June 11, 2011

In Praise of Willows

Yesterday, while leading a group up towards Yoho Pass, I (Joel) came across an interesting sight: a pile of what appeared to be toothpicks on the ground at the base of a willow bush.  On closer inspection, the “toothpicks” turned out to be willow shoots that had been stripped of their bark by a vole or mouse.

It was the fourth time in the last few weeks I'd seen willows used as food by animals.  In mid-May, on the way from Jasper to Lake Louise, I watched a black bear munching pussy willows by the banks of the Sunwapta River.  And not just any old munching: this was a sit down meal!  The bear parked itself right beside the bush, and pulled the branches towards its mouth.  One by one, the pussy willows disappeared.  When the bear finished, it walked over to the next willow, plunked itself down, and started all over again.

A couple of days later, our first rufous hummingbird of the season arrived in Lake Louise, and it too was drawn to the pussy willows.  As one of our earliest blooming flowers, pussy willows keep hummingbirds going until other species of plant come into bloom.  There's a willow just outside our front door, and it was a treat to watch our resident hummingbird use it as his local restaurant into early June.

Speaking of “Chez Willow,” the latest diners to visit have been migrating warblers.  The first ones showed up about a month ago, but in the last two weeks, we've seen a pulse of Wilson's, orange-crowned and yellow-rumped warblers come through, and they've all been busy catching insects at the willow thickets.  The bugs go for the pussy willows and the fresh leaves, and the warblers go for the bugs.

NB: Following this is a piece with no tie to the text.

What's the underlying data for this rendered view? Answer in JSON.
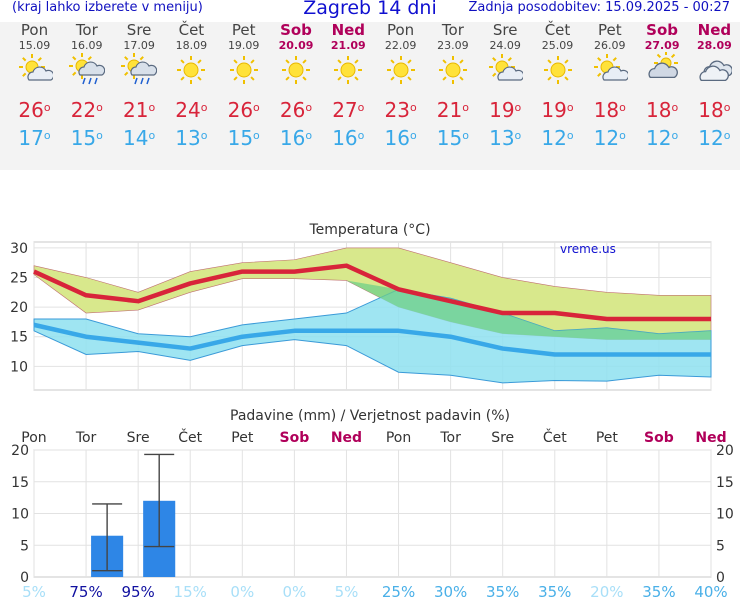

Here's to the humble willow.

June 2, 2011

Making a Find in Banff National Park

On a snowshoeing trip this winter, I (Nadine) and two fun-loving young Brits headed up Bath Creek near Lake Louise.  Poking around on the edge of the riverbed, we were looking at some pine marten tracks when I realized that the tracks disappeared into a hole that was framed by peeled logs - intriguing!

Refocusing, I could see the outline of the log cabin ruins beneath the snow.  A quick reconnoitre and we found another cabin footprint nearby.  I was not surprised to see them as that area was home to railway building camps in the late 1800s and some light logging in the early 1900s too.

But I was curious if they were already on the list of ruins that the national park archeologists were aware of.  Every once in awhile I'd read about new "old cabin" discoveries in the paper - ruins found when people were in unusual places in the park.

So I contacted the park archeologists in Calgary to see.  They had me double check the inventory and sure enough... they weren't listed.  After a few back and forth emails, it was confirmed!  We were the "discoverers" of these two cabins.  Very exciting!

Unfortunately we didn't take pictures that day, so this is a photo pulled off the internet that is something like what we saw.

At some point, I'll join an archeologist on a return trip to document the cabins.  But most importantly,  what a treat it was to provide at least one set of guests with an unusual and satisfying national park experience!